増幅された DNA断片を精製し、そして制限酵素Pst IとSac IIにより消化した。得られたPst I−Sac II DNA断片を、同一ユニーク制限酵素により消化されたプラスミド pDN1528とライゲートした。得られたプラスミドは、所望の突然変異をもつ変異体amy L遺伝子を担持し、そしてその変異体タンパク質はこの構築物から発現されることができる。
【0168】
amy L変異体II:(1−2)* +L3V+M15Tの構築
トレオニンによるメチオニン15の置換を、テンプレートとしてamy L変異体((1−2)* +L3V)及び表1中に列記する突然変異誘発プライマー#6164 と#6173 を使用して重複・伸長突然変異誘発(Higuchi et al., 1988)により行った。従って、得られた遺伝子は残基1と2の欠失、L3V及びM15Tを含む。
【0169】
PCR反応(反応A)において、 480塩基対の DNA断片を2つの DNAプライマーの使用により増幅した。所望のヌクレオチド変異を含む#6164(表1)と1のフランキング・プライマー、1Cを参照のこと。別の PCR反応(反応B)を、プライマー1Bとプライマー #6173の使用によりその突然変異部位の反対側に 140塩基対の DNAの断片を増幅した。これらの PCR反応は(94℃において30秒間、50℃において30秒間、及び73℃において60秒間)の25サイクル、その後の73℃における 600秒間であった。

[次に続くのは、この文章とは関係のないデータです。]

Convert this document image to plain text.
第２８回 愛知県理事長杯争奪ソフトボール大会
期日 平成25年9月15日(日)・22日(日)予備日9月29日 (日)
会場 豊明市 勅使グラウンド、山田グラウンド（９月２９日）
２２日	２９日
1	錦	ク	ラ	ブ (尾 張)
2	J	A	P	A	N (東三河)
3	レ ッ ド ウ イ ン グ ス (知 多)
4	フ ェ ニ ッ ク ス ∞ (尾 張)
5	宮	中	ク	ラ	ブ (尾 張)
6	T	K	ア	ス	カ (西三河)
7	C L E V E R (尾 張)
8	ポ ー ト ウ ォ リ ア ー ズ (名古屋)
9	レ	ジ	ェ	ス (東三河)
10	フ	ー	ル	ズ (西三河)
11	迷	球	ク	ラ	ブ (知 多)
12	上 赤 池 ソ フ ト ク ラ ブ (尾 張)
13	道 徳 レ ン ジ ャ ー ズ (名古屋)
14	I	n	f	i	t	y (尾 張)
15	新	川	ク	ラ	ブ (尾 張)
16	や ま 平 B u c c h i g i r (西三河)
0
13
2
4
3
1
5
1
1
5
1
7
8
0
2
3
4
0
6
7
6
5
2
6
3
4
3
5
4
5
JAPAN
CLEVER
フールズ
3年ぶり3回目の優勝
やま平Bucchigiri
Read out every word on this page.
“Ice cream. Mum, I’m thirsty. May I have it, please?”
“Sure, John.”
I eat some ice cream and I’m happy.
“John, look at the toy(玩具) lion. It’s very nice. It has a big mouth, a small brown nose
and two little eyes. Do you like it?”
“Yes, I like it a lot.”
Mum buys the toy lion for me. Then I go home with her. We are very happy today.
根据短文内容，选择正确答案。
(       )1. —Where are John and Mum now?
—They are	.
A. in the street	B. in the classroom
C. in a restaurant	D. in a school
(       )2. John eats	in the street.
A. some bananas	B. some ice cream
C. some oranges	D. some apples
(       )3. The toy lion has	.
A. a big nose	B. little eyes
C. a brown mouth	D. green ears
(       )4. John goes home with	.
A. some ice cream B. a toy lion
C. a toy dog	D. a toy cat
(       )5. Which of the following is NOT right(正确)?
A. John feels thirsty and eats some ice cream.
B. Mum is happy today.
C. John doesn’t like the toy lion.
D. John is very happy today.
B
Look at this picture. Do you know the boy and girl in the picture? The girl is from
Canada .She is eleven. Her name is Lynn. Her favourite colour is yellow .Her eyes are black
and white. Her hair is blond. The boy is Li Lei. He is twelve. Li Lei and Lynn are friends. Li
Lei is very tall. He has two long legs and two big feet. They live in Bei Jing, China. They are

反応AとBから増幅された断片はこの突然変異部位付近に重複し、そしてより長い DNA断片を PCR反応し:(94℃において30秒間、50℃において30秒間、そして73℃において60秒間)の20サイクル、その後の73℃における 600秒間において、上記2つのフランキング・プライマー、1Bと1Cだけの使用により増幅した。反応C DNAをPst IとSac II制限エンドヌクレアーゼにより消化し、そして得られた 360塩基対Pst I−Sac II DNA断片を同一ユニーク制限酵素により消化したプラスミド pDN1528内にサブクローン化した。
【0170】
amy L変異体III :(1−2)* +L3V+M15T+R23K+S29A+A30E+Y31H+A33S+E34D+H35I
A)部位特異的突然変異誘発によるもの
上述のように構築したamy L変異体II((1−2)* +L3V+M15T)をコードする DNA配列において、以下のアミノ酸置換を先に記載したような重複伸長法により同時導入した:R23K,S29A,A30E,Y31H,A33S,E34D,及びH35I。
【0171】
プライマーICとReg 1Aを反応Aにおいて使用し、そしてプライマー1BとReg 1Bを反応Bにおいて使用した。 PCR反応のための条件は、先述のものと同一であり、そして PCR反応Cを類似の方法で行った。上記突然変異の全てを上述のように pDN1528内の360塩基対のPst I−Sac II断片上にクローン化した。
【0172】
このamy L変異体を以下の別法により調製することができる:
B)α−アミラーゼ遺伝子融合によるamy L変異体III の調製
遺伝子融合を行うために使用なプラスミドはひじょうに類似しており、そして全てがバチルス発現ベクター、 pDN1380に基づく(図1A参照)。
【0173】
pDN1380はプラスミドpUB110からの複製起点、ポリリンカーの前にあるDiderichsen and Christiansen(1988)により記載された麦芽生成性α−アミラーゼ・プロモーター(P−ベータ・プロモーター)、及び上記クローニング・ベクターpC194(例えばErlich,1977参照)からのクロラムフェニコール・アセチル・トランスフェラーゼをコードする cat遺伝子を含む。
【0174】
アミラーゼ・コーディング遺伝子は、そのアミラーゼ遺伝子が上記P−ベータ・プロモーターから転写されるような方法でpDN1380内でクローン化されなければならない。配列番号:3に示すDNA 配列をもつバチルス・アミロリクエファシエンス(B. amyloliquefaciens)α−アミラーゼ遺伝子を含む得られたプラスミド pDN1681 (amy Q)、配列番号:5に示す DNA配列をもつバチルス・ステアロサーモフィラス(B. stearothermophilus )α−アミラーゼ遺伝子を含むプラスミド pND1750(amy S)及び配列番号:1に示す DNA配列をもつバチルス・リケニフォルミス(B. licheniformis)α−アミラーゼを含むプラスミド pDN1700(amy L)を得ることができる。
【0175】
【化4】
【0176】
上記アミラーゼ遺伝子融合をHiguchi et al. 1988 により記載されたような PCR重複伸長法により構築することができる。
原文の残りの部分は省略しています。